Sheriff Ahmed


As I digest the TV images from Ukraine, my mind goes back to 1971 when I found myself in the middle of a civil war in Bangladesh.

The countries, the people, and the context of the conflict are all different. But the playbook of justifications, the false pretenses, the sowing of misinformation, and the hesitancy of the global response are very similar. And what hasn’t changed are the suffering of innocents, the shattering of lives and the deaths.

I have been trying to make some sense of the current conflict in Ukraine. When I’m faced with a complex topic, I look at the issue from different perspectives of each party’s vantage point.

Russia claims that Ukraine is really not a separate country, but historically a part of Russia. That’s like the British claiming that the USA is still a part of UK and is not a separate country. Or Mexico saying that Texas and California are really parts of Mexico. So I know that’s absurd.

Russia also does not want NATO at her doorstep, and Russian President Vladimir Putin sees that as Russia’s existential threat. I do understand Putin’s angst. Since the old USSR fell apart in 1991, many countries of the old Soviet block have gained membership in NATO, with NATO’s borders steadily creeping closer to the Russian border.

For example, let’s imagine that Mexico, Panama, and Venezuela decided to join a military partnership with China, and that Chinese alliance started establishing military bases in those countries. How would USA respond to that development? Recall that in October 1962 President John F. Kennedy considered invading Cuba to prevent Russian missiles within Cuba. So I absolutely don’t believe that we would allow Chinese military bases near our borders.

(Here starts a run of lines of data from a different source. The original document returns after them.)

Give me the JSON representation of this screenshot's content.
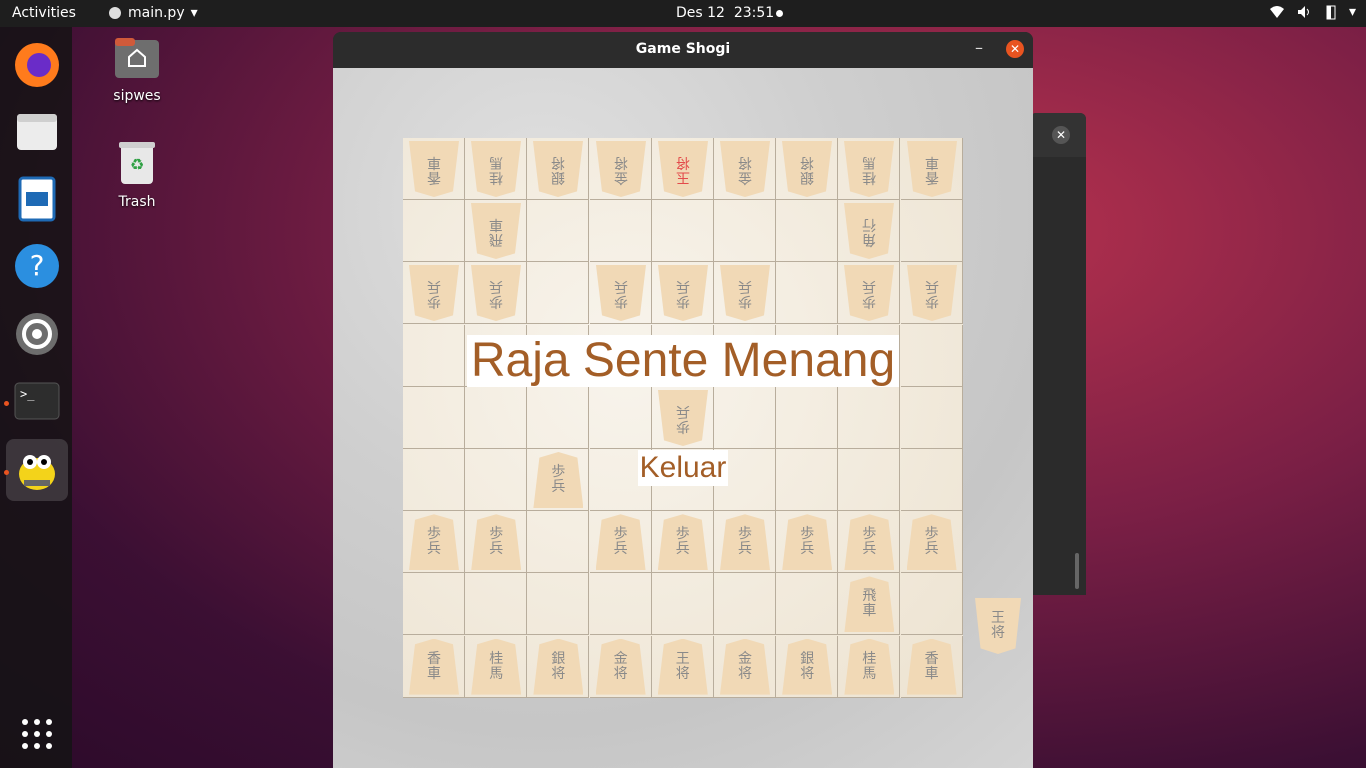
{
  "topbar": {
    "activities": "Activities",
    "app_name": "main.py",
    "date": "Des 12",
    "time": "23:51"
  },
  "dock": {
    "items": [
      "firefox-icon",
      "files-icon",
      "writer-icon",
      "help-icon",
      "settings-icon",
      "terminal-icon",
      "python-app-icon"
    ]
  },
  "desktop": {
    "icons": [
      {
        "label": "sipwes"
      },
      {
        "label": "Trash"
      }
    ]
  },
  "window": {
    "title": "Game Shogi",
    "overlay_title": "Raja Sente Menang",
    "exit_button": "Keluar"
  },
  "board": {
    "rows": [
      [
        [
          "香",
          "車",
          "g"
        ],
        [
          "桂",
          "馬",
          "g"
        ],
        [
          "銀",
          "将",
          "g"
        ],
        [
          "金",
          "将",
          "g"
        ],
        [
          "玉",
          "将",
          "gr"
        ],
        [
          "金",
          "将",
          "g"
        ],
        [
          "銀",
          "将",
          "g"
        ],
        [
          "桂",
          "馬",
          "g"
        ],
        [
          "香",
          "車",
          "g"
        ]
      ],
      [
        null,
        [
          "飛",
          "車",
          "g"
        ],
        null,
        null,
        null,
        null,
        null,
        [
          "角",
          "行",
          "g"
        ],
        null
      ],
      [
        [
          "歩",
          "兵",
          "g"
        ],
        [
          "歩",
          "兵",
          "g"
        ],
        null,
        [
          "歩",
          "兵",
          "g"
        ],
        [
          "歩",
          "兵",
          "g"
        ],
        [
          "歩",
          "兵",
          "g"
        ],
        null,
        [
          "歩",
          "兵",
          "g"
        ],
        [
          "歩",
          "兵",
          "g"
        ]
      ],
      [
        null,
        null,
        null,
        null,
        null,
        null,
        null,
        null,
        null
      ],
      [
        null,
        null,
        null,
        null,
        [
          "歩",
          "兵",
          "g"
        ],
        null,
        null,
        null,
        null
      ],
      [
        null,
        null,
        [
          "歩",
          "兵",
          "s"
        ],
        null,
        null,
        null,
        null,
        null,
        null
      ],
      [
        [
          "歩",
          "兵",
          "s"
        ],
        [
          "歩",
          "兵",
          "s"
        ],
        null,
        [
          "歩",
          "兵",
          "s"
        ],
        [
          "歩",
          "兵",
          "s"
        ],
        [
          "歩",
          "兵",
          "s"
        ],
        [
          "歩",
          "兵",
          "s"
        ],
        [
          "歩",
          "兵",
          "s"
        ],
        [
          "歩",
          "兵",
          "s"
        ]
      ],
      [
        null,
        null,
        null,
        null,
        null,
        null,
        null,
        [
          "飛",
          "車",
          "s"
        ],
        null
      ],
      [
        [
          "香",
          "車",
          "s"
        ],
        [
          "桂",
          "馬",
          "s"
        ],
        [
          "銀",
          "将",
          "s"
        ],
        [
          "金",
          "将",
          "s"
        ],
        [
          "王",
          "将",
          "s"
        ],
        [
          "金",
          "将",
          "s"
        ],
        [
          "銀",
          "将",
          "s"
        ],
        [
          "桂",
          "馬",
          "s"
        ],
        [
          "香",
          "車",
          "s"
        ]
      ]
    ],
    "captured": [
      "王",
      "将"
    ]
  }
}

But I believe that the real fear in Putin’s mind is not NATO, but a flourishing democracy across its border which offers citizens a much higher standard of living. He does not want Russians to see that, lest they start demanding the same thing.

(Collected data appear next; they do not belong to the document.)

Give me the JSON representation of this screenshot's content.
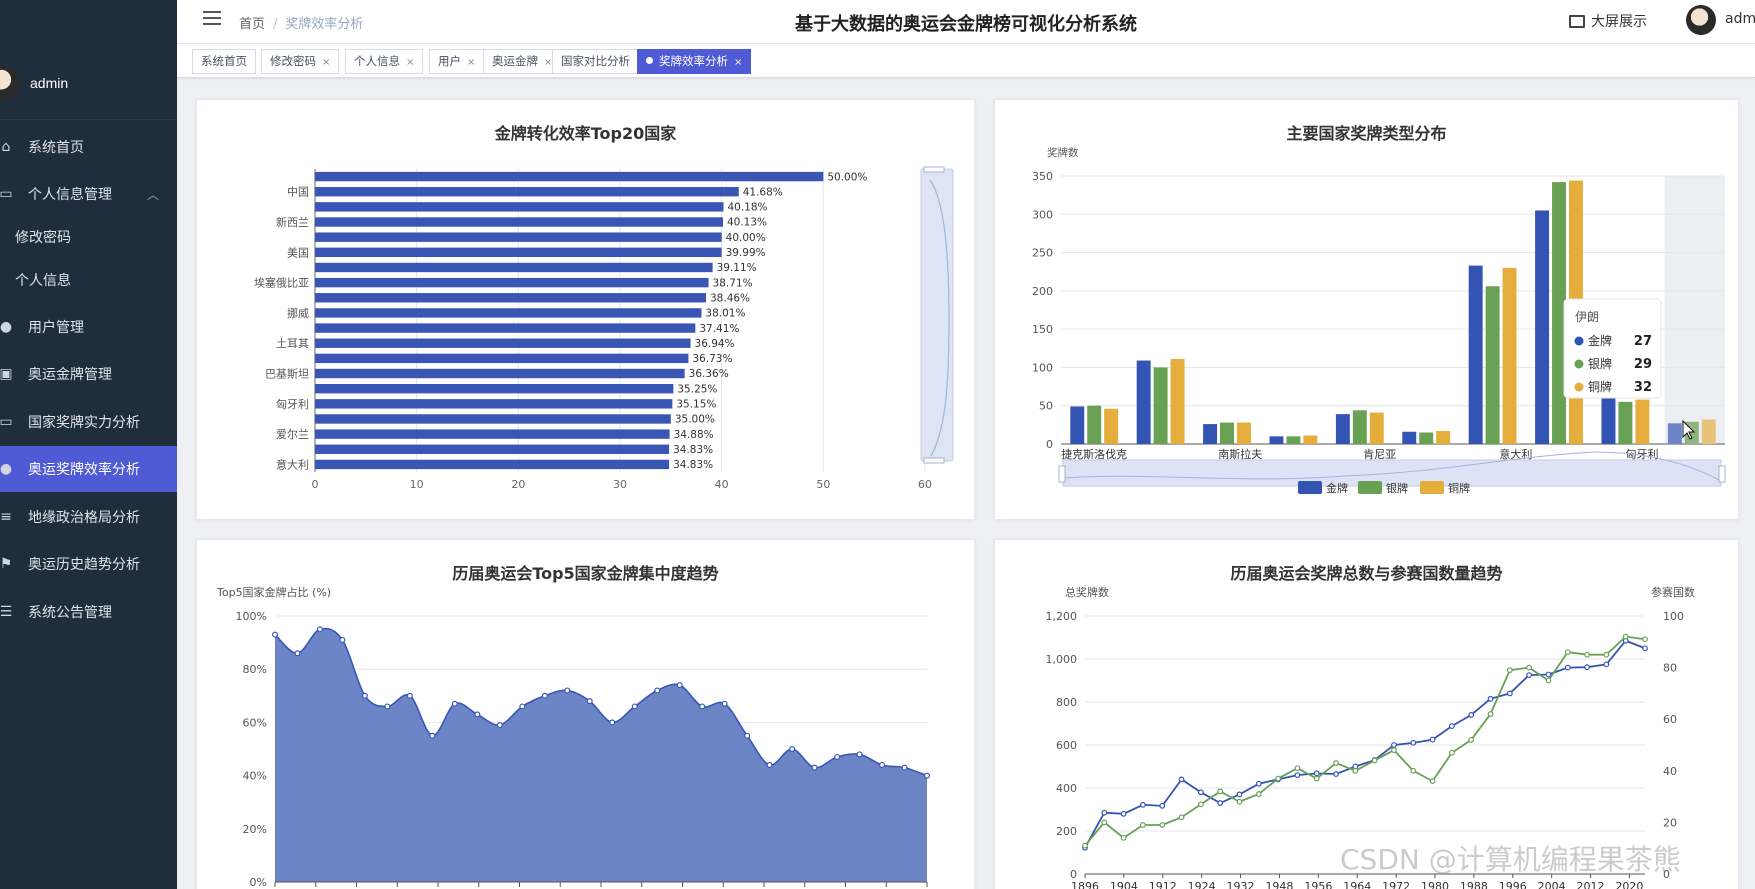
{
  "header": {
    "breadcrumb": [
      "首页",
      "奖牌效率分析"
    ],
    "title": "基于大数据的奥运会金牌榜可视化分析系统",
    "bigscreen_label": "大屏展示",
    "user": "admin"
  },
  "sidebar": {
    "user": "admin",
    "items": [
      {
        "label": "系统首页",
        "icon": "home-icon"
      },
      {
        "label": "个人信息管理",
        "icon": "id-card-icon"
      },
      {
        "label": "修改密码",
        "icon": ""
      },
      {
        "label": "个人信息",
        "icon": ""
      },
      {
        "label": "用户管理",
        "icon": "user-icon"
      },
      {
        "label": "奥运金牌管理",
        "icon": "clipboard-icon"
      },
      {
        "label": "国家奖牌实力分析",
        "icon": "monitor-icon"
      },
      {
        "label": "奥运奖牌效率分析",
        "icon": "bulb-icon"
      },
      {
        "label": "地缘政治格局分析",
        "icon": "sliders-icon"
      },
      {
        "label": "奥运历史趋势分析",
        "icon": "flag-icon"
      },
      {
        "label": "系统公告管理",
        "icon": "list-icon"
      }
    ]
  },
  "tags": [
    {
      "label": "系统首页",
      "closable": false
    },
    {
      "label": "修改密码",
      "closable": true
    },
    {
      "label": "个人信息",
      "closable": true
    },
    {
      "label": "用户",
      "closable": true
    },
    {
      "label": "奥运金牌",
      "closable": true
    },
    {
      "label": "国家对比分析",
      "closable": true
    },
    {
      "label": "奖牌效率分析",
      "closable": true
    }
  ],
  "colors": {
    "gold": "#3454b4",
    "silver": "#68a054",
    "bronze": "#e5ad3c",
    "accent": "#4f5bd5"
  },
  "watermark": "CSDN @计算机编程果茶熊",
  "chart_data": [
    {
      "id": "efficiency",
      "type": "bar",
      "orientation": "horizontal",
      "title": "金牌转化效率Top20国家",
      "xlim": [
        0,
        60
      ],
      "xticks": [
        0,
        10,
        20,
        30,
        40,
        50,
        60
      ],
      "category_labels_shown": [
        "中国",
        "新西兰",
        "美国",
        "埃塞俄比亚",
        "挪威",
        "土耳其",
        "巴基斯坦",
        "匈牙利",
        "爱尔兰",
        "意大利"
      ],
      "values": [
        50.0,
        41.68,
        40.18,
        40.13,
        40.0,
        39.99,
        39.11,
        38.71,
        38.46,
        38.01,
        37.41,
        36.94,
        36.73,
        36.36,
        35.25,
        35.15,
        35.0,
        34.88,
        34.83,
        34.83
      ],
      "value_labels": [
        "50.00%",
        "41.68%",
        "40.18%",
        "40.13%",
        "40.00%",
        "39.99%",
        "39.11%",
        "38.71%",
        "38.46%",
        "38.01%",
        "37.41%",
        "36.94%",
        "36.73%",
        "36.36%",
        "35.25%",
        "35.15%",
        "35.00%",
        "34.88%",
        "34.83%",
        "34.83%"
      ]
    },
    {
      "id": "medal-types",
      "type": "bar",
      "title": "主要国家奖牌类型分布",
      "ylabel": "奖牌数",
      "ylim": [
        0,
        350
      ],
      "yticks": [
        0,
        50,
        100,
        150,
        200,
        250,
        300,
        350
      ],
      "x_labels_shown": [
        "捷克斯洛伐克",
        "南斯拉夫",
        "肯尼亚",
        "意大利",
        "匈牙利"
      ],
      "series": [
        {
          "name": "金牌",
          "values": [
            49,
            109,
            26,
            10,
            39,
            16,
            233,
            305,
            60,
            27
          ]
        },
        {
          "name": "银牌",
          "values": [
            50,
            100,
            28,
            10,
            44,
            15,
            206,
            342,
            55,
            29
          ]
        },
        {
          "name": "铜牌",
          "values": [
            46,
            111,
            28,
            11,
            41,
            17,
            230,
            344,
            58,
            32
          ]
        }
      ],
      "legend": [
        "金牌",
        "银牌",
        "铜牌"
      ],
      "tooltip": {
        "title": "伊朗",
        "rows": [
          {
            "name": "金牌",
            "value": "27"
          },
          {
            "name": "银牌",
            "value": "29"
          },
          {
            "name": "铜牌",
            "value": "32"
          }
        ]
      }
    },
    {
      "id": "concentration",
      "type": "area",
      "title": "历届奥运会Top5国家金牌集中度趋势",
      "ylabel": "Top5国家金牌占比 (%)",
      "ylim": [
        0,
        100
      ],
      "ytick_labels": [
        "0%",
        "20%",
        "40%",
        "60%",
        "80%",
        "100%"
      ],
      "values": [
        93,
        86,
        95,
        91,
        70,
        66,
        70,
        55,
        67,
        63,
        59,
        66,
        70,
        72,
        68,
        60,
        66,
        72,
        74,
        66,
        67,
        55,
        44,
        50,
        43,
        47,
        48,
        44,
        43,
        40
      ]
    },
    {
      "id": "totals-nations",
      "type": "line",
      "title": "历届奥运会奖牌总数与参赛国数量趋势",
      "ylabel_left": "总奖牌数",
      "ylabel_right": "参赛国数",
      "ylim_left": [
        0,
        1200
      ],
      "ylim_right": [
        0,
        100
      ],
      "ytick_labels_left": [
        "0",
        "200",
        "400",
        "600",
        "800",
        "1,000",
        "1,200"
      ],
      "ytick_labels_right": [
        "0",
        "20",
        "40",
        "60",
        "80",
        "100"
      ],
      "xtick_labels": [
        "1896",
        "1904",
        "1912",
        "1924",
        "1932",
        "1948",
        "1956",
        "1964",
        "1972",
        "1980",
        "1988",
        "1996",
        "2004",
        "2012",
        "2020"
      ],
      "series": [
        {
          "name": "总奖牌数",
          "axis": "left",
          "values": [
            122,
            285,
            280,
            322,
            317,
            440,
            380,
            330,
            370,
            420,
            440,
            460,
            468,
            465,
            500,
            530,
            600,
            610,
            625,
            688,
            740,
            815,
            840,
            925,
            928,
            960,
            962,
            975,
            1085,
            1050
          ]
        },
        {
          "name": "参赛国数",
          "axis": "right",
          "values": [
            11,
            20,
            14,
            19,
            19,
            22,
            27,
            32,
            28,
            31,
            37,
            41,
            37,
            43,
            40,
            44,
            48,
            40,
            36,
            47,
            52,
            62,
            79,
            80,
            75,
            86,
            85,
            85,
            92,
            91
          ]
        }
      ]
    }
  ]
}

Russia has followed the classic playbook of a dictatorship. Putin has removed his detractors from power, silenced voices of dissent, poisoned his opponents even in foreign lands, and has clamped down on open information within Russia. He has surrounded himself with supporters and awarded them huge fortunes.

He meddled in our election, which led to increased divisiveness and weakening of our democratic norms. Cyberattacks have come our way from Russia. He invaded parts of Ukraine (Crimea, Sevastopol) earlier. And now, with everything lined up to his advantage, he has launched this invasion. So there should be no confusion about what he wants to do in Ukraine.

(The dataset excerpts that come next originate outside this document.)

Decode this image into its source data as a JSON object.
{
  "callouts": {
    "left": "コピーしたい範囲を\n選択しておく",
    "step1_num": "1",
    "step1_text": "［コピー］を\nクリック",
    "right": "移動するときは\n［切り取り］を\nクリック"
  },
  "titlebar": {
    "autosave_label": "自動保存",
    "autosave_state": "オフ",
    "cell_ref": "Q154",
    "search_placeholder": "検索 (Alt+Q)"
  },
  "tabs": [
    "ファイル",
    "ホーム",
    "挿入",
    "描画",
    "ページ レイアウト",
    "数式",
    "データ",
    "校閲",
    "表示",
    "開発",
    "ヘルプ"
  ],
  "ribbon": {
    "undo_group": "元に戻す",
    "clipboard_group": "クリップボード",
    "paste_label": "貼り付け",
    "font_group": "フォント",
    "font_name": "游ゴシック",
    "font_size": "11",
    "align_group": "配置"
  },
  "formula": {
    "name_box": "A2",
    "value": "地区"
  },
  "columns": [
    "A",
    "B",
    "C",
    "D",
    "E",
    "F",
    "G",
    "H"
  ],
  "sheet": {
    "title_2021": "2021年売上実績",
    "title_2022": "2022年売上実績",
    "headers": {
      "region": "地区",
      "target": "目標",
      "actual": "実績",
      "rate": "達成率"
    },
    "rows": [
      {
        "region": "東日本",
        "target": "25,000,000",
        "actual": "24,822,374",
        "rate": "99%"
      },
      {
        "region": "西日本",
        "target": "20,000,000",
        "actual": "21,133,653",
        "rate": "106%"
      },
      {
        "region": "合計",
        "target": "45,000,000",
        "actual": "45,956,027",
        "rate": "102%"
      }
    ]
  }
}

Putin has weaponized misinformation within Russia to his advantage. Through careful manipulation of information and lies, the Russian citizens hear that this is not a war, but a legitimate “special military operation” to protect the Ukrainians from their corrupt government. Journalists now face 15 years imprisonment if they report this as war or invasion.

During the 1971 civil war in Bangladesh, when the Pakistani army indiscriminately killed about three million Bangladeshi civilians, the Pakistani government similarly told their citizens that the army was there to protect the land from the Indian invaders.

Weaponizing of misinformation for one’s own gain should be familiar to us. There are still millions of people in USA who believe that the last election was stolen, and that the Jan. 6 events were really not an insurrection, but a peaceful expression of democracy. Why? Because Trump told them so.

But there should be no confusion about what the Ukraine war is about. For us, it is about putting a stop to evil. It has critical strategic security concerns for us. Allowing any country to take over another independent country only teaches other dictators that “might makes right.” It exemplifies that if you pursue an unflinching strategy of intimidation and muscle, the rest of the world will be scared and will get out of your way.

We all wish that things wouldn’t be like this, pray that cooler heads would prevail, and hope that things would just go back to normal. I have come to appreciate that hope is not a strategy. When a rabid mad dog bites one of us on the street, we don’t tell that dog, “Bad dog, don’t do that again.” We eliminate that threat.

Which brings me to the question of what does Ukraine mean to us? We cannot let Russia take over Ukraine. Period! We absolutely must do whatever is necessary to stop that, or live with the consequences.

We, the United States, stand for a certain set of values and principles which have endured for many years. We are not perfect, but we still enjoy a place of trust and respect within the world order. If we shy away from that responsibility, we will ultimately find ourselves irrelevant on the global stage.

But there is cost to every action, same as there is cost for inaction. To achieve anything of value, a country and its citizens must be willing to bear the cost.

We must prepare ourselves to face difficult times and pay the price. Because one way or another we collectively will pay the price, either now proactively, or later with the long tail of the consequences.

Slava Ukraini! And God bless USA!

Sheriff Ahmed is a 35-year resident of Savage who contributes to Community Voices.